The intensity of desire and its extent, though a running theme in the album, features more explicitly in songs like ‘L’Amour Looks Something Like You’ and ‘The Man With The Child In His Eyes’. While the former is average in terms of lyrics and musicality, the latter is a standout. The song originally written and recorded during Bush’s early teen years, not only deals with an adult theme but also offers a mature perspective. It reflects the anxiety of the society who cannot fathom the dynamics of a relationship with a much older man. But to Bush, his love is immaterial. She is rather interested in exploring what the woman feels under such conditions. This kind of empowerment of female desire was indeed a rarity back in the time.

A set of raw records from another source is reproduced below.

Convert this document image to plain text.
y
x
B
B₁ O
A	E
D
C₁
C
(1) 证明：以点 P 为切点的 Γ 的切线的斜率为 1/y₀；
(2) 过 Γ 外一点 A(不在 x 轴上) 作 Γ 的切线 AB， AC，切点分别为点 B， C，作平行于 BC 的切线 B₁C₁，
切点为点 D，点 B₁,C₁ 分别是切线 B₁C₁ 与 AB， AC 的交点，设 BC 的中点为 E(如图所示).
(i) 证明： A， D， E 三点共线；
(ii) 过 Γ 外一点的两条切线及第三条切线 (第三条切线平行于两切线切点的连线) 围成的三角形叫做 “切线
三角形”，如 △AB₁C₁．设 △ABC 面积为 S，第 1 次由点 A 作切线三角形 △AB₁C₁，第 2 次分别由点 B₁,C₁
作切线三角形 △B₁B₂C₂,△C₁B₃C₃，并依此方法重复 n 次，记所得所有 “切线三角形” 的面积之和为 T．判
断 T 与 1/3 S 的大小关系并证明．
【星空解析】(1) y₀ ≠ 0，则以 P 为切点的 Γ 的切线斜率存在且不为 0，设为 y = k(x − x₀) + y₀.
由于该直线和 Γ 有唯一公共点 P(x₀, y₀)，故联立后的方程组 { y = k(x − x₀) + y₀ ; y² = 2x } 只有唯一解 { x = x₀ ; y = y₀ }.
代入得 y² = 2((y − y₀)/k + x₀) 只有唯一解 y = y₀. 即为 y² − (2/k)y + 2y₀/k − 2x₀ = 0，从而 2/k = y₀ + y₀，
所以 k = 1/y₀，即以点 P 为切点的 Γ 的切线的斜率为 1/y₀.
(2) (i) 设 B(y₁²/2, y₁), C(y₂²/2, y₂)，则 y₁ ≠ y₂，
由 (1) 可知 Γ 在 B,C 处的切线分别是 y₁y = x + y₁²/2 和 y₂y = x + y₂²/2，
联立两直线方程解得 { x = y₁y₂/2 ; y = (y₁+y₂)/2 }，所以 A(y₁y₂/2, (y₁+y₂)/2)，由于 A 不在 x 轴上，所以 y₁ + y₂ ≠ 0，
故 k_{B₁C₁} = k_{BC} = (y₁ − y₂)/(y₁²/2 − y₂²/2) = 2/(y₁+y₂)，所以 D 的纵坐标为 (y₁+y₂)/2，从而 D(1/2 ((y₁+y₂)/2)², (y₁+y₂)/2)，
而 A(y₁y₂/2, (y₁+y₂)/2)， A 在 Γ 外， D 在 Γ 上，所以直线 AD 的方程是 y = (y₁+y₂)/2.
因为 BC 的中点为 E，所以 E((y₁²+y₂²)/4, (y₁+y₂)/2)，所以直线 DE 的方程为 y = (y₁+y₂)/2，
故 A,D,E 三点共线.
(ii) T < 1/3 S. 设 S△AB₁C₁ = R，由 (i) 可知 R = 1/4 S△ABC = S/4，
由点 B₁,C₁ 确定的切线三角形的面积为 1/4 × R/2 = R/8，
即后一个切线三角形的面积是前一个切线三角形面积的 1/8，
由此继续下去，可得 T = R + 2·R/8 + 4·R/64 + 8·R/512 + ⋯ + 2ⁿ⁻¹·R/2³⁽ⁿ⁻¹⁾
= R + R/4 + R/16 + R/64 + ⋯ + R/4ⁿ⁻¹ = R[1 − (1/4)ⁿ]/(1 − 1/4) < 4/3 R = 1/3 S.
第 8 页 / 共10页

Bush flexes her literary knowledge and intellect in ‘Wuthering Heights’ which shows that her confidence in the song was justified. Inspired by Emily Bronte’s novel of the same name, Bush re-imagined the song from Catherine Earnshaw’s angle that culminates in spiritual empowerment. ‘The Saxophone Song’ on the other hand, captures Bush’s unconventional spirit. She fantasises about sitting in a Berlin bar, swoon by the music of a saxophone player. However, the saxophone we hear in the record is coarse and unromantic but true to Bush’s atypical self.
Bush shines in other tracks such as ‘Kite’, ‘Strange Phenomenon’ and ‘Moving’, but loses her touch in ‘Room For The Life’. Though musically it is elegant, witnessing a successful partnership with Steely Dan, the lyrics are self-contradictory. The song title evokes Virginia Woolf’s feminist text ‘A Room Of Once Own’, but diverges from its contemplative essence in moments of unwelcomed cheerfulness.
Most of the songs in the album are driven by the piano which adapts its style beautifully and effortlessly with each song. While the upbeat and wacky reggae arrangement of ‘Kite’ offers a nice, energetic variation. But it is Bush’s unwavering and distinct vocals which bring the songs to life. There are moments where Bush’s nativity is exposed, but her remarkable achievements overshadow those moments.